当日は会葬御礼として簡単な品をお持ちいただきましたが、改めてお礼申し上げたく連絡いたします。
おかげさまで四十九日法要も無事に済ませることができました。故人もきっと喜んでいると思います。
今後ともよろしくお願いいたします。
○○○○
例文5: 現金書留で受け取った場合(対面でお礼を言えない場合)
○○様
先日は母の葬儀に際しまして ご丁重なるご弔電とご香典を賜りありがとうございました
遠くからのお心遣いに 故人もさぞかし喜んでいることと存じます
四十九日法要を無事に終えましたご報告とともに 供養のしるしとして心ばかりの品をお贈りいたします
遠路いただいた温かいお気持ちへの感謝を あらためて申し上げます
敬具
施主 ○○○○
形式のマナー
香典返しに関する基本ルール
| 項目 | 内容 |
|---|---|
| 金額の目安 | いただいた香典の半額〜3分の1程度(「半返し」) |
| 品物の種類 | 「消えもの」が基本(食品・日用品・タオル等) |
| のし紙 | 黒白(または黄白)の水引。「志」または「粗供養」 |
| 添え状 | 白い和紙や洋紙。縦書きが正式だが、略式なら横書きも可 |
「忌み言葉」に注意
| 避ける言葉 | 言い換え例 |
|---|---|
| 重ね重ね | 改めて、なお |
| 再び・再度 | 改めて |
| たびたび | (言い換えるか削除) |
| 続けて・引き続き | その後、以降 |
よくある疑問
Q. 香典返しの添え状はどんな便せん・封筒を使えばよいですか?
A. 白無地の便せん・和紙が一般的です。贈り物に同封する場合は添え状カードでも問題ありません。特別な形式よりも、感謝の気持ちが伝わる言葉を大切にしましょう。

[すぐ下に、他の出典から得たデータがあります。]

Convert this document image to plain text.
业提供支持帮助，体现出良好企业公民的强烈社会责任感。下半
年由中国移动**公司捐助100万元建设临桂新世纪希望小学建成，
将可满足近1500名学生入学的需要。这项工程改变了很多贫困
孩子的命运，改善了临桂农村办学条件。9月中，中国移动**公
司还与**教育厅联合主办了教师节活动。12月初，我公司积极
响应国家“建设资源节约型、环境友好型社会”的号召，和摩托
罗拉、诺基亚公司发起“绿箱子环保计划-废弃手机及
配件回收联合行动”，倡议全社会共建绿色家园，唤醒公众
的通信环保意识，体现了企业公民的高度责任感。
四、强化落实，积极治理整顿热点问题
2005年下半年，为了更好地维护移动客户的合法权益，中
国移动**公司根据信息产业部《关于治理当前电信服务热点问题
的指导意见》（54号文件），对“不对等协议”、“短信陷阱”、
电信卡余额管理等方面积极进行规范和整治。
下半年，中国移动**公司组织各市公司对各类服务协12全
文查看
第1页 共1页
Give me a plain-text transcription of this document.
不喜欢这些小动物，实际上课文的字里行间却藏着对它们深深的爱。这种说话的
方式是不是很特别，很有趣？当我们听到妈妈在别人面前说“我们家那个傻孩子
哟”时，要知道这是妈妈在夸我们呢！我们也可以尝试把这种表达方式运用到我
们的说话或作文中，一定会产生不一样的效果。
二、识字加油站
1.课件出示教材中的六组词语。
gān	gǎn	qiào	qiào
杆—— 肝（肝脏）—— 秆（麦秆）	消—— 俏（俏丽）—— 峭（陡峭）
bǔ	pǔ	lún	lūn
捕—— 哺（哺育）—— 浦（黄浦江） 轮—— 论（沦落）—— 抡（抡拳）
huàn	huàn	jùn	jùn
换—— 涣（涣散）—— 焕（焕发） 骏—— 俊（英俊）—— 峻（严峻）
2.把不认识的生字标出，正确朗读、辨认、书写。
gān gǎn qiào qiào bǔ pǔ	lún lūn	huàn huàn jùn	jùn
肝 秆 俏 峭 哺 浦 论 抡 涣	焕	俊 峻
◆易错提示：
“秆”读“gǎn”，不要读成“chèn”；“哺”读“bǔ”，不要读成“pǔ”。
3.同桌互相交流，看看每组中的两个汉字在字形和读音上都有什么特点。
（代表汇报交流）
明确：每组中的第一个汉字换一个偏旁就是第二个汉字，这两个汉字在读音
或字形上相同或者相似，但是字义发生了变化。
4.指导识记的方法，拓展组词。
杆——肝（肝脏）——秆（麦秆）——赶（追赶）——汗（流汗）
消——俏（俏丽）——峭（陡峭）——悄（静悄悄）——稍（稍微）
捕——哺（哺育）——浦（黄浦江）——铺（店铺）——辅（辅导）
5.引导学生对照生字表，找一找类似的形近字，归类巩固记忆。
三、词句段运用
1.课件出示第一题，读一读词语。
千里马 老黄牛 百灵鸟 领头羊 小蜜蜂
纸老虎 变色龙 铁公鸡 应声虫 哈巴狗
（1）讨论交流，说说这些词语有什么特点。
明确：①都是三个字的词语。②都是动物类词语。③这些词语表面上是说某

Q. 香典返しを辞退された場合はどうすればよいですか?
A. 辞退された場合は無理に贈らず、お礼の言葉(口頭・手紙・メール)だけにしましょう。「気持ちだけでも」と何か小さな品を用意する場合は、その方の意向を再度確認してからにします。
Q. 香典返しが遅れた場合、お詫びの一言は必要ですか?
A. 遅れた場合は「ご連絡が遅くなり、大変失礼いたしました」と添え状に一言添えるのがマナーです。